The Bayesian paradigm for uncertainty quantification does appear to have one remaining weakness, which coincides with a strength of the frequentest paradigm: nothing in the Bayesian approach to inference and prediction requires you to pay attention to how often you get the right answer (thisis a form of calibration of your uncertainty assessments), which is an activity that’s (i) central to good science and decision-making and (ii) natural to emphasize from the frequentist point of view. However, it has recently been shown that calibration can readily be brought into the Bayesian story by means of decision theory, turning the Bayesian paradigm into an approach that is (in principle) both logically internally consistent and well-calibrated.
In this talk I’ll (a) offer some historical notes about how we have arrived at the present situation and (b) give examples of Bayesian inference, prediction and decision-making in the context of several case studies from medicine and health policy. There will be points of potential technical interest for applied mathematicians, statisticians and computer scientists.

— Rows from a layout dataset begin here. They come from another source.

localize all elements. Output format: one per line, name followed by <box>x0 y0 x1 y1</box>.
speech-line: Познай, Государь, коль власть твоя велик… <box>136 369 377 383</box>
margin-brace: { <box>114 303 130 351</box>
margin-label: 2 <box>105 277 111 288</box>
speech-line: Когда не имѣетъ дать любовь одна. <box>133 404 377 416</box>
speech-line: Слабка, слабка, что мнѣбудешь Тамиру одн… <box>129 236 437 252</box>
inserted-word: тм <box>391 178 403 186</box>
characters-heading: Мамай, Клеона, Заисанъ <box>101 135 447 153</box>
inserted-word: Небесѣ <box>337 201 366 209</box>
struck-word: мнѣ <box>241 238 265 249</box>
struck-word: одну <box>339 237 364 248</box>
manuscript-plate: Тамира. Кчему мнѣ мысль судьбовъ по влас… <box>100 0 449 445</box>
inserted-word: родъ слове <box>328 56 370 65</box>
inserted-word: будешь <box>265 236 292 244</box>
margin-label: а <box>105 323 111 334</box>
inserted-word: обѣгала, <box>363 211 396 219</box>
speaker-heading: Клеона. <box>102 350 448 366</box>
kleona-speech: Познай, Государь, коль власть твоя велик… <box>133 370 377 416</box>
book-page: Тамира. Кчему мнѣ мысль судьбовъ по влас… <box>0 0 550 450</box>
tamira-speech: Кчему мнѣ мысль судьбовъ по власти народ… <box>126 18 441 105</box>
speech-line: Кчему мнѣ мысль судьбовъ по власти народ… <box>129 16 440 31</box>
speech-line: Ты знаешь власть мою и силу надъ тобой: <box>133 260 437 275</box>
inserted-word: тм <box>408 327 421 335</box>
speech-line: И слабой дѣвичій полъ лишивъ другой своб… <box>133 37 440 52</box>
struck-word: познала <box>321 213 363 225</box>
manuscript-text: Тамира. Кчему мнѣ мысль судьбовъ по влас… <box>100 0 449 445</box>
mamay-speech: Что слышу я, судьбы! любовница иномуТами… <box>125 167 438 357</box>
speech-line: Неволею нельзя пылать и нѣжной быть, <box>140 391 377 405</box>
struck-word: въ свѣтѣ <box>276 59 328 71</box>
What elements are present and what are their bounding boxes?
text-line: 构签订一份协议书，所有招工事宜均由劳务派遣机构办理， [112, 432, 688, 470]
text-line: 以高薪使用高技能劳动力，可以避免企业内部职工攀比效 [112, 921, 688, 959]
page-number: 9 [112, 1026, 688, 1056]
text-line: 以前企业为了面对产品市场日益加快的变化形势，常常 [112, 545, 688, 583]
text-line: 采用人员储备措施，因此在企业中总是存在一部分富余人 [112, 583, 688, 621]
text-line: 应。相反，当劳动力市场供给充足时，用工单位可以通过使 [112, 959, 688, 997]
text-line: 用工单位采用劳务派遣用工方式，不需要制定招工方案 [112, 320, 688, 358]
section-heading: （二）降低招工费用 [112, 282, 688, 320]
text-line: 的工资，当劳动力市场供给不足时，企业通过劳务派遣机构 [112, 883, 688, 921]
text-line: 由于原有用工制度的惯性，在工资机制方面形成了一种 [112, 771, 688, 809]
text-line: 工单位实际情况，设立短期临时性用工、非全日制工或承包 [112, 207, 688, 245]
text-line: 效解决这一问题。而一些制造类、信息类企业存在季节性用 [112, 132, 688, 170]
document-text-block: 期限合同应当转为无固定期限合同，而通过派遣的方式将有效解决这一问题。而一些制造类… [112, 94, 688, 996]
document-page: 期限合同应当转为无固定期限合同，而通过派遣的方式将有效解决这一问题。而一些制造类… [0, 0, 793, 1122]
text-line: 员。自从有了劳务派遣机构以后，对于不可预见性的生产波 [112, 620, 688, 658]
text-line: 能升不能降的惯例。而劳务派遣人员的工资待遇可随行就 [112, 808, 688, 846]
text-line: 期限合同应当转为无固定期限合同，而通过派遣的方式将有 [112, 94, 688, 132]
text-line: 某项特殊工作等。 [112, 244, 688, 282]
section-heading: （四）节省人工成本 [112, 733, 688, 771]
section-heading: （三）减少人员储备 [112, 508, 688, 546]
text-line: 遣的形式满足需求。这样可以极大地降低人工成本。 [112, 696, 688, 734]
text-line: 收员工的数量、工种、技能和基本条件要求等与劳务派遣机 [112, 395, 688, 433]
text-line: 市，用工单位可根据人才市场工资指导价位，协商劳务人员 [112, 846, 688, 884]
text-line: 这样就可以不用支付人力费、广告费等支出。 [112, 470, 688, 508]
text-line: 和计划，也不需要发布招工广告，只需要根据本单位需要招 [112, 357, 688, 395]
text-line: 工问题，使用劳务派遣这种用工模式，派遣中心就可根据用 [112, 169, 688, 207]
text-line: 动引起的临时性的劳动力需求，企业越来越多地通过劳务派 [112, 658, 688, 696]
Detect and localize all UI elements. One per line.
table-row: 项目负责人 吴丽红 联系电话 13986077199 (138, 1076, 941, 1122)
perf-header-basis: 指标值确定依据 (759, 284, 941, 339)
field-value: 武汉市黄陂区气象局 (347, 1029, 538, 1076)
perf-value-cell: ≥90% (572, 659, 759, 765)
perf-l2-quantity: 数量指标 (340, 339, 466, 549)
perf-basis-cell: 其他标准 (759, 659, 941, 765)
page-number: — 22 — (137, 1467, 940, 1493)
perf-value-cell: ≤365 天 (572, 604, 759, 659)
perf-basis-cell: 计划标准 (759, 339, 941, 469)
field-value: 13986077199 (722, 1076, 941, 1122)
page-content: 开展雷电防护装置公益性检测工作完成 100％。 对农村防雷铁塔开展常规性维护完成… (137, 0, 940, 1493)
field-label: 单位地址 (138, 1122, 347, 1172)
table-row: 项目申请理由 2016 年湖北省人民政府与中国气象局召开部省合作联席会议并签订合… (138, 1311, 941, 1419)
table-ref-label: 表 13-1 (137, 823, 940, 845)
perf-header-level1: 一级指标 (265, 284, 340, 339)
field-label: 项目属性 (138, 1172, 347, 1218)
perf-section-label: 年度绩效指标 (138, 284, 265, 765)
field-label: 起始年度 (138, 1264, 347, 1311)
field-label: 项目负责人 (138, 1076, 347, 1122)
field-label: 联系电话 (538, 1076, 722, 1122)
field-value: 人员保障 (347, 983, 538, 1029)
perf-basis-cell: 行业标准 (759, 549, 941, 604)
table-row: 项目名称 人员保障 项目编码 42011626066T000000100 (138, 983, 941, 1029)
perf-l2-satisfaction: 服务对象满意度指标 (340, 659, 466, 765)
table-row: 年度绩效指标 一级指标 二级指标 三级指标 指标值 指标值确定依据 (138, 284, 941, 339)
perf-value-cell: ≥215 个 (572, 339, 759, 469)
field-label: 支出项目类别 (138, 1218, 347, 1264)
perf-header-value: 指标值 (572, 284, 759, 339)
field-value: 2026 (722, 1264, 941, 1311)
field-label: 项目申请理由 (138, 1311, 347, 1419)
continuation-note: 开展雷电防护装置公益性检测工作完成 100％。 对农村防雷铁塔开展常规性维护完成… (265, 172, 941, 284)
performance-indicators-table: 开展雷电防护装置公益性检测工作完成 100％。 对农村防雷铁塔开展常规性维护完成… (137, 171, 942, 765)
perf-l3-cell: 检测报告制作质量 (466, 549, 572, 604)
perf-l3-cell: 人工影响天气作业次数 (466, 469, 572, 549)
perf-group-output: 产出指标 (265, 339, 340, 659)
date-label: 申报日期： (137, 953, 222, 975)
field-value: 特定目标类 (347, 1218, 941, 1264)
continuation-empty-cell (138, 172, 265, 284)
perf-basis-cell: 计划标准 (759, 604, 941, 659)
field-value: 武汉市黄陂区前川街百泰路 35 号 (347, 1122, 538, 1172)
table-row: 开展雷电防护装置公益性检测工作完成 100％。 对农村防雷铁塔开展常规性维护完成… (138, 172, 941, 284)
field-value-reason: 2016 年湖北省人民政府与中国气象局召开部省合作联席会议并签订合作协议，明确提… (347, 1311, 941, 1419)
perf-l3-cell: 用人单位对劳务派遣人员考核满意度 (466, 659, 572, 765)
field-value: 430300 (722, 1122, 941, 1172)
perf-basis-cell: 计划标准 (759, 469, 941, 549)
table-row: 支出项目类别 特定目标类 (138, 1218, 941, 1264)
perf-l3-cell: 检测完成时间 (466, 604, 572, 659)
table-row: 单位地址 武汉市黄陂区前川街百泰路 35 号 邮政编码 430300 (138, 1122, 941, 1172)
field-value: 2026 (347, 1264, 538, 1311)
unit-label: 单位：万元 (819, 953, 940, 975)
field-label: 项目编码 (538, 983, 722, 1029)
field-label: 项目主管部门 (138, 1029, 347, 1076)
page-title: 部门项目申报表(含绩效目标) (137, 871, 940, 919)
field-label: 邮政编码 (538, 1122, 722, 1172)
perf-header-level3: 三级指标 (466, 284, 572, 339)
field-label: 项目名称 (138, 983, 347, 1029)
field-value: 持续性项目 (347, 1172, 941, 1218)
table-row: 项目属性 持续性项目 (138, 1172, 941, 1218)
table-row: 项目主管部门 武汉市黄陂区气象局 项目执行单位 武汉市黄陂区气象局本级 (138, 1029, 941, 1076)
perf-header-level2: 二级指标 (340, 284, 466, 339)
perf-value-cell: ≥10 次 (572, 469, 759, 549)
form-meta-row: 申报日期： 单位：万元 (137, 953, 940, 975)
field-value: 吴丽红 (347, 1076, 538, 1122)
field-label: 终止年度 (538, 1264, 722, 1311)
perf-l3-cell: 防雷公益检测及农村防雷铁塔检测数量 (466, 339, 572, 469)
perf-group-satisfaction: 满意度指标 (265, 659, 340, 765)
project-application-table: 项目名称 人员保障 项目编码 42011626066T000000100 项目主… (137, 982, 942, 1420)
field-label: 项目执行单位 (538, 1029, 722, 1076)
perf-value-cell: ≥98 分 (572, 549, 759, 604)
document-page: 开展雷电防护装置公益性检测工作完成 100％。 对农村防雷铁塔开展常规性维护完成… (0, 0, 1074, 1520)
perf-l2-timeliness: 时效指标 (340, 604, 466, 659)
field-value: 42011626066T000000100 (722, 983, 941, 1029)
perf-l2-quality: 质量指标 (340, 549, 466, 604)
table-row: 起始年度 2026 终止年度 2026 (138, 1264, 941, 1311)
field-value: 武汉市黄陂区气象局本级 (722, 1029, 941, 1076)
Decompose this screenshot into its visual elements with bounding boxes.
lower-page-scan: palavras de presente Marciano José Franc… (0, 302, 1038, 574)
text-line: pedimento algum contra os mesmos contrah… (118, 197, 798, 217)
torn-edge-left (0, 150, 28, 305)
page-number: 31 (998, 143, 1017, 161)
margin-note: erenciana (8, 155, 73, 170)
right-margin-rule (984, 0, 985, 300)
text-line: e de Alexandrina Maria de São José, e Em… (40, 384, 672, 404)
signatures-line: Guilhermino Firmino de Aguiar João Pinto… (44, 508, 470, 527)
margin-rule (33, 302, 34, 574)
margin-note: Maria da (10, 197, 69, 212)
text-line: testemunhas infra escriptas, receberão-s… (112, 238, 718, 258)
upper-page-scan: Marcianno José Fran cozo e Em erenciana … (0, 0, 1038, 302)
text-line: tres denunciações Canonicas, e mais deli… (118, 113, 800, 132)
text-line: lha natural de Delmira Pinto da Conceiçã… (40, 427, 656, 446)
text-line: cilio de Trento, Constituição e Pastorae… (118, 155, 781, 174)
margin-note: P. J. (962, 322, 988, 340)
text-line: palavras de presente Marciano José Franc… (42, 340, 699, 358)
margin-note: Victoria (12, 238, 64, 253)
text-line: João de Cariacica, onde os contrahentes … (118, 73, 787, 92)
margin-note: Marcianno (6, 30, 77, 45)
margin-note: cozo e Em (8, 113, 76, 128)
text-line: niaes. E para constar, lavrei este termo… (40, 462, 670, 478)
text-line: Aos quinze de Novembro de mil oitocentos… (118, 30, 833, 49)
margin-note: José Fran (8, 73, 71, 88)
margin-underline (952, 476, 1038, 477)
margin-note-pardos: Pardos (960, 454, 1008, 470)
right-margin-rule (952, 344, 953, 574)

David Draper is a Professor of Statistics in the Department of Applied Mathematics and Statistics at the University of California, Santa Cruz. He is a Fellow of the American Association for the Advancement of Science, the American Statistical Association (ASA), the Institute of Mathematical Statistics (IMS), and the Royal Statistical Society (RSS); from 2001 to 2003 he served as the President-Elect, President, and Past President of the International Society for Bayesian Analysis (ISBA). He is the author or co-author of more than 100 contributions to the methodological and applied statistical literature, including articles in the Journal of the Royal Statistical Society (Series A, B and C), the Journal of the American Statistical Association, the Annals of Applied Statistics, Bayesian Analysis, Statistical Science, the New England Journal of Medicine, and the Journal of the American Medical Association; his 1995 JRSS-B article on assessment and propagation of model uncertainty has been cited more than 850 times. His research is in the areas of Bayesian inference and prediction, model uncertainty and empirical model-building, hierarchical modeling, Markov Chain Monte Carlo methods, and Bayesian nonparametric methods, with applications mainly in medicine, health policy, education, and environmental risk assessment. He has a particular interest in the exposition of complex statistical methods and ideas in the context of real-world applications.